In that case, there are policies in place to “destroy that kind of information not file it or keep it if an American’s name coincidentally or serendipitously comes up,” John Negroponte, the first director of national intelligence, said in an Associated Press interview Friday.
Marks said that “when information gets sent to the CIA that shouldn’t, it gets destroyed, and a note sent back to NSA saying, ‘You shouldn’t have sent that.’” He added, “Mistakes get made, but my own experience on the inside of it is, they tend to be really careful about it.”
Michael Hayden, who led both the NSA and CIA, said the government doesn’t touch the phone records unless an individual is connected to terrorism.
He described on “Fox News Sunday” how it works if a U.S. intelligence agent seized a cellphone at a terrorist hideout in Pakistan.
“It’s the first time you’ve ever had that cellphone number. You know it’s related to terrorism because of the pocket litter you’ve gotten in that operation,” Hayden said. “You simply ask that database, ‘Hey, any of you phone numbers in there ever talked to this phone number in Waziristan?’”
Hayden said the Obama administration had expanded the scope of the surveillance, but that oversight by lawmakers and the Foreign Intelligence Surveillance Court also had grown because of changes in the law.
U.S. lawmakers who appeared on the Sunday talk shows argued the pros and cons of the surveillance programs.
The head of the Senate Intelligence Committee, Democrat Dianne Feinstein of California, told ABC’s “This Week” that the phone program had helped disrupt a 2009 plot to bomb New York City’s subways and played a role in the case against an American who scouted targets in Mumbai, India, before a deadly terrorist attack there in 2008.
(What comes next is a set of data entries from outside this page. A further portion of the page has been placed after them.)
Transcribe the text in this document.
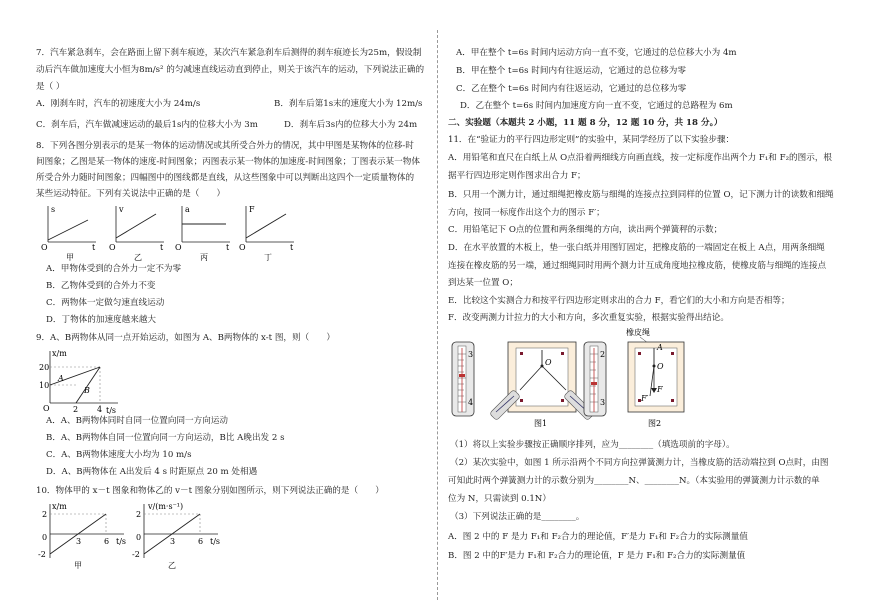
7．汽车紧急刹车，会在路面上留下刹车痕迹，某次汽车紧急刹车后测得的刹车痕迹长为25m，假设制
动后汽车做加速度大小恒为8m/s² 的匀减速直线运动直到停止，则关于该汽车的运动，下列说法正确的
是（ ）
A．刚刹车时，汽车的初速度大小为 24m/s	B．刹车后第1s末的速度大小为 12m/s
C．刹车后，汽车做减速运动的最后1s内的位移大小为 3m	D．刹车后3s内的位移大小为 24m
8．下列各图分别表示的是某一物体的运动情况或其所受合外力的情况，其中甲图是某物体的位移-时
间图象；乙图是某一物体的速度-时间图象；丙图表示某一物体的加速度-时间图象；丁图表示某一物体
所受合外力随时间图象；四幅图中的图线都是直线，从这些图象中可以判断出这四个一定质量物体的
某些运动特征。下列有关说法中正确的是（　　）
s
t
O
甲
v
t
O
乙
a
t
O
丙
F
t
O
丁
A．甲物体受到的合外力一定不为零
B．乙物体受到的合外力不变
C．两物体一定做匀速直线运动
D．丁物体的加速度越来越大
9．A、B两物体从同一点开始运动，如图为 A、B两物体的 x-t 图，则（　　）
x/m
t/s
20
10
2 4
O
A
B
A．A、B两物体同时自同一位置向同一方向运动
B．A、B两物体自同一位置向同一方向运动，B比 A晚出发 2 s
C．A、B两物体速度大小均为 10 m/s
D．A、B两物体在 A出发后 4 s 时距原点 20 m 处相遇
10．物体甲的 x－t 图象和物体乙的 v－t 图象分别如图所示，则下列说法正确的是（　　）
x/m
t/s
2
-2
3	6
0
甲
v/(m·s⁻¹)
t/s
2
-2
3	6
0
乙
A．甲在整个 t=6s 时间内运动方向一直不变，它通过的总位移大小为 4m
B．甲在整个 t=6s 时间内有往返运动，它通过的总位移为零
C．乙在整个 t=6s 时间内有往返运动，它通过的总位移为零
D．乙在整个 t=6s 时间内加速度方向一直不变，它通过的总路程为 6m
二、实验题（本题共 2 小题，11 题 8 分，12 题 10 分，共 18 分。）
11．在“验证力的平行四边形定则”的实验中，某同学经历了以下实验步骤：
A．用铅笔和直尺在白纸上从 O点沿着两细线方向画直线，按一定标度作出两个力 F₁和 F₂的图示，根
据平行四边形定则作图求出合力 F；
B．只用一个测力计，通过细绳把橡皮筋与细绳的连接点拉到同样的位置 O，记下测力计的读数和细绳
方向，按同一标度作出这个力的图示 F′；
C．用铅笔记下 O点的位置和两条细绳的方向，读出两个弹簧秤的示数；
D．在水平放置的木板上，垫一张白纸并用图钉固定，把橡皮筋的一端固定在板上 A点，用两条细绳
连接在橡皮筋的另一端，通过细绳同时用两个测力计互成角度地拉橡皮筋，使橡皮筋与细绳的连接点
到达某一位置 O；
E．比较这个实测合力和按平行四边形定则求出的合力 F，看它们的大小和方向是否相等；
F．改变两测力计拉力的大小和方向，多次重复实验，根据实验得出结论。
3
4
O
2
3
图1
橡皮绳
A
O
F
F′
图2
（1）将以上实验步骤按正确顺序排列，应为________（填选项前的字母）。
（2）某次实验中，如图 1 所示沿两个不同方向拉弹簧测力计，当橡皮筋的活动端拉到 O点时，由图
可知此时两个弹簧测力计的示数分别为________N、________N。（本实验用的弹簧测力计示数的单
位为 N，只需读到 0.1N）
（3）下列说法正确的是________。
A．图 2 中的 F 是力 F₁和 F₂合力的理论值，F′是力 F₁和 F₂合力的实际测量值
B．图 2 中的F′是力 F₁和 F₂合力的理论值，F 是力 F₁和 F₂合力的实际测量值
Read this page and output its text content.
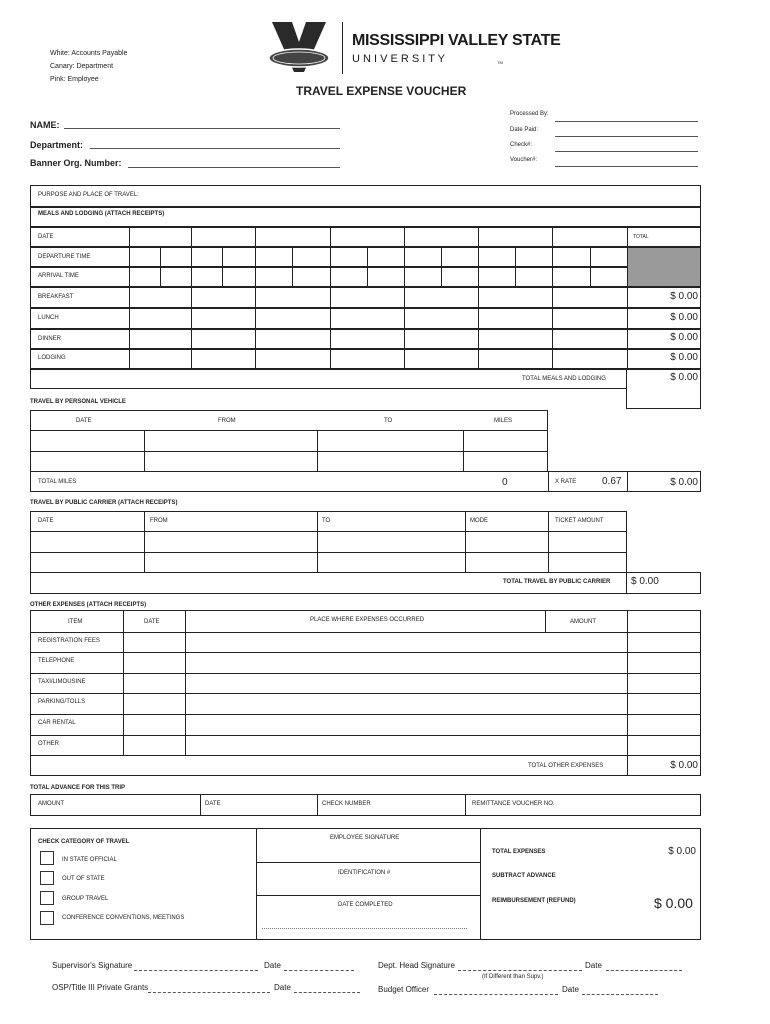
White: Accounts Payable
Canary: Department
Pink: Employee
MISSISSIPPI VALLEY STATE
U N I V E R S I T Y	TM
TRAVEL EXPENSE VOUCHER
NAME:
Department:
Banner Org. Number:
Processed By:
Date Paid:
Check#:
Voucher#:
PURPOSE AND PLACE OF TRAVEL:
MEALS AND LODGING (ATTACH RECEIPTS)
DATE	TOTAL
DEPARTURE TIME
ARRIVAL TIME
BREAKFAST	$ 0.00
LUNCH	$ 0.00
DINNER	$ 0.00
LODGING	$ 0.00
TOTAL MEALS AND LODGING	$ 0.00
TRAVEL BY PERSONAL VEHICLE
DATE	FROM	TO	MILES
TOTAL MILES	0	X RATE	0.67	$ 0.00
TRAVEL BY PUBLIC CARRIER (ATTACH RECEIPTS)
DATE	FROM	TO	MODE	TICKET AMOUNT
TOTAL TRAVEL BY PUBLIC CARRIER $ 0.00
OTHER EXPENSES (ATTACH RECEIPTS)
ITEM	DATE	PLACE WHERE EXPENSES OCCURRED	AMOUNT
REGISTRATION FEES
TELEPHONE
TAXI/LIMOUSINE
PARKING/TOLLS
CAR RENTAL
OTHER
TOTAL OTHER EXPENSES	$ 0.00
TOTAL ADVANCE FOR THIS TRIP
AMOUNT	DATE	CHECK NUMBER	REMITTANCE VOUCHER NO.
CHECK CATEGORY OF TRAVEL
IN STATE OFFICIAL
OUT OF STATE
GROUP TRAVEL
CONFERENCE CONVENTIONS, MEETINGS
EMPLOYEE SIGNATURE
IDENTIFICATION #
DATE COMPLETED
TOTAL EXPENSES	$ 0.00
SUBTRACT ADVANCE
REIMBURSEMENT (REFUND)	$ 0.00
Supervisor's Signature	Date	Dept. Head Signature	Date
(If Different than Supv.)
OSP/Title III Private Grants	Date	Budget Officer	Date
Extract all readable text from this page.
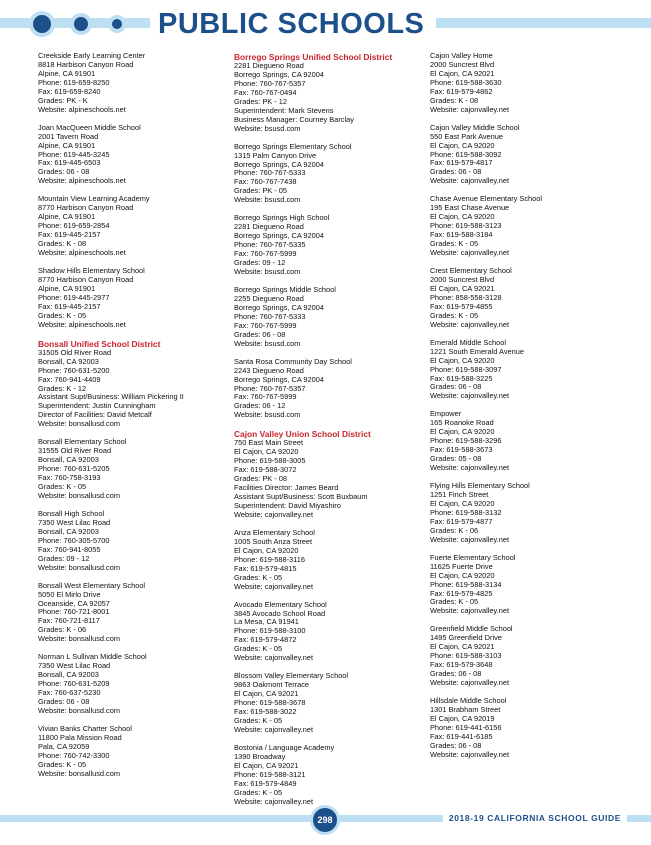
PUBLIC SCHOOLS
Creekside Early Learning Center
8818 Harbison Canyon Road
Alpine, CA 91901
Phone: 619-659-8250
Fax: 619-659-8240
Grades: PK - K
Website: alpineschools.net
Joan MacQueen Middle School
2001 Tavern Road
Alpine, CA 91901
Phone: 619-445-3245
Fax: 619-445-6503
Grades: 06 - 08
Website: alpineschools.net
Mountain View Learning Academy
8770 Harbison Canyon Road
Alpine, CA 91901
Phone: 619-659-2854
Fax: 619-445-2157
Grades: K - 08
Website: alpineschools.net
Shadow Hills Elementary School
8770 Harbison Canyon Road
Alpine, CA 91901
Phone: 619-445-2977
Fax: 619-445-2157
Grades: K - 05
Website: alpineschools.net
Bonsall Unified School District
31505 Old River Road
Bonsall, CA 92003
Phone: 760-631-5200
Fax: 760-941-4409
Grades: K - 12
Assistant Supt/Business: William Pickering II
Superintendent: Justin Cunningham
Director of Facilities: David Metcalf
Website: bonsallusd.com
Bonsall Elementary School
31555 Old River Road
Bonsall, CA 92003
Phone: 760-631-5205
Fax: 760-758-3193
Grades: K - 05
Website: bonsallusd.com
Bonsall High School
7350 West Lilac Road
Bonsall, CA 92003
Phone: 760-305-5700
Fax: 760-941-8055
Grades: 09 - 12
Website: bonsallusd.com
Bonsall West Elementary School
5050 El Mirlo Drive
Oceanside, CA 92057
Phone: 760-721-8001
Fax: 760-721-8117
Grades: K - 06
Website: bonsallusd.com
Norman L Sullivan Middle School
7350 West Lilac Road
Bonsall, CA 92003
Phone: 760-631-5209
Fax: 760-637-5230
Grades: 06 - 08
Website: bonsallusd.com
Vivian Banks Charter School
11800 Pala Mission Road
Pala, CA 92059
Phone: 760-742-3300
Grades: K - 05
Website: bonsallusd.com
Borrego Springs Unified School District
2281 Diegueno Road
Borrego Springs, CA 92004
Phone: 760-767-5357
Fax: 760-767-0494
Grades: PK - 12
Superintendent: Mark Stevens
Business Manager: Courney Barclay
Website: bsusd.com
Borrego Springs Elementary School
1315 Palm Canyon Drive
Borrego Springs, CA 92004
Phone: 760-767-5333
Fax: 760-767-7438
Grades: PK - 05
Website: bsusd.com
Borrego Springs High School
2281 Diegueno Road
Borrego Springs, CA 92004
Phone: 760-767-5335
Fax: 760-767-5999
Grades: 09 - 12
Website: bsusd.com
Borrego Springs Middle School
2255 Diegueno Road
Borrego Springs, CA 92004
Phone: 760-767-5333
Fax: 760-767-5999
Grades: 06 - 08
Website: bsusd.com
Santa Rosa Community Day School
2243 Diegueno Road
Borrego Springs, CA 92004
Phone: 760-767-5357
Fax: 760-767-5999
Grades: 06 - 12
Website: bsusd.com
Cajon Valley Union School District
750 East Main Street
El Cajon, CA 92020
Phone: 619-588-3005
Fax: 619-588-3072
Grades: PK - 08
Facilities Director: James Beard
Assistant Supt/Business: Scott Buxbaum
Superintendent: David Miyashiro
Website: cajonvalley.net
Anza Elementary School
1005 South Anza Street
El Cajon, CA 92020
Phone: 619-588-3116
Fax: 619-579-4815
Grades: K - 05
Website: cajonvalley.net
Avocado Elementary School
3845 Avocado School Road
La Mesa, CA 91941
Phone: 619-588-3100
Fax: 619-579-4872
Grades: K - 05
Website: cajonvalley.net
Blossom Valley Elementary School
9863 Oakmont Terrace
El Cajon, CA 92021
Phone: 619-588-3678
Fax: 619-588-3022
Grades: K - 05
Website: cajonvalley.net
Bostonia / Language Academy
1390 Broadway
El Cajon, CA 92021
Phone: 619-588-3121
Fax: 619-579-4849
Grades: K - 05
Website: cajonvalley.net
Cajon Valley Home
2000 Suncrest Blvd
El Cajon, CA 92021
Phone: 619-588-3630
Fax: 619-579-4862
Grades: K - 08
Website: cajonvalley.net
Cajon Valley Middle School
550 East Park Avenue
El Cajon, CA 92020
Phone: 619-588-3092
Fax: 619-579-4817
Grades: 06 - 08
Website: cajonvalley.net
Chase Avenue Elementary School
195 East Chase Avenue
El Cajon, CA 92020
Phone: 619-588-3123
Fax: 619-588-3184
Grades: K - 05
Website: cajonvalley.net
Crest Elementary School
2000 Suncrest Blvd
El Cajon, CA 92021
Phone: 858-558-3128
Fax: 619-579-4855
Grades: K - 05
Website: cajonvalley.net
Emerald Middle School
1221 South Emerald Avenue
El Cajon, CA 92020
Phone: 619-588-3097
Fax: 619-588-3225
Grades: 06 - 08
Website: cajonvalley.net
Empower
165 Roanoke Road
El Cajon, CA 92020
Phone: 619-588-3296
Fax: 619-588-3673
Grades: 05 - 08
Website: cajonvalley.net
Flying Hills Elementary School
1251 Finch Street
El Cajon, CA 92020
Phone: 619-588-3132
Fax: 619-579-4877
Grades: K - 06
Website: cajonvalley.net
Fuerte Elementary School
11625 Fuerte Drive
El Cajon, CA 92020
Phone: 619-588-3134
Fax: 619-579-4825
Grades: K - 05
Website: cajonvalley.net
Greenfield Middle School
1495 Greenfield Drive
El Cajon, CA 92021
Phone: 619-588-3103
Fax: 619-579-3648
Grades: 06 - 08
Website: cajonvalley.net
Hillsdale Middle School
1301 Brabham Street
El Cajon, CA 92019
Phone: 619-441-6156
Fax: 619-441-6185
Grades: 06 - 08
Website: cajonvalley.net
298	2018-19 CALIFORNIA SCHOOL GUIDE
Democratic Sen. Mark Udall of Colorado said on CNN’s “State of the Union” that he was not “convinced that the collection of this vast trove of data has led to disruption of plots” against the U.S. He also said he expects “the government to protect my privacy, and it feels like that isn’t what’s been happening.”
The NSA was founded in 1952, but only years later was it publicly acknowledged, which explains the nickname, “No Such Agency.”
The agency also includes the Central Security Service, the military arm of code-breakers who work jointly with the agency. The two services have their headquarters on a compound that’s technically part of Fort Meade, though it’s slightly set apart from the 5,000-acre Army base.
Visible from a main highway, the tightly guarded compound requires the highest of clearances to enter and is equipped with electronic means to ward off an attack by hackers.
Other NSA facilities in Georgia, Texas, Colorado and Hawaii duplicate much of the headquarters’ brain and computer power in case a terrorist attack takes out the main location, though each focuses on a different part of the globe.
A new million-square-foot storage facility in Salt Lake City will give the agency untold additional capacity to store the massive amounts of data it collects, as well as adding to its analytical capability.
“NSA is the elephant of the U.S. intelligence community, the biggest organization by far with the most capability and (literally) the most memory,” said former senior CIA official Bruce Riedel, who now runs the Brookings Intelligence Project.
NSA’s experts include mathematicians and cryptologists, a term that means everything from breaking codes to learning and translating multiple foreign languages. There also are computer hackers who engage in offensive attacks like the one the U.S. and Israel are widely believed to have been part of, planting the Stuxnet virus into Iranian nuclear hardware, damaging Iran’s nuclear development program in 2010.
NSA workers are notoriously secretive. They’re known for keeping their families in the dark about what they do, including their hunt for terror mastermind Osama bin Laden. NSA code-breakers were an essential part of the team that tracked down bin Laden at a compound in Pakistan in 2011.
Their mission tracking al-Qaida and related terrorist groups continues, with NSA analysts and operators sent out to every conflict zone and overseas U.S. post, in addition to surveillance and analysis conducted at headquarters outside Washington.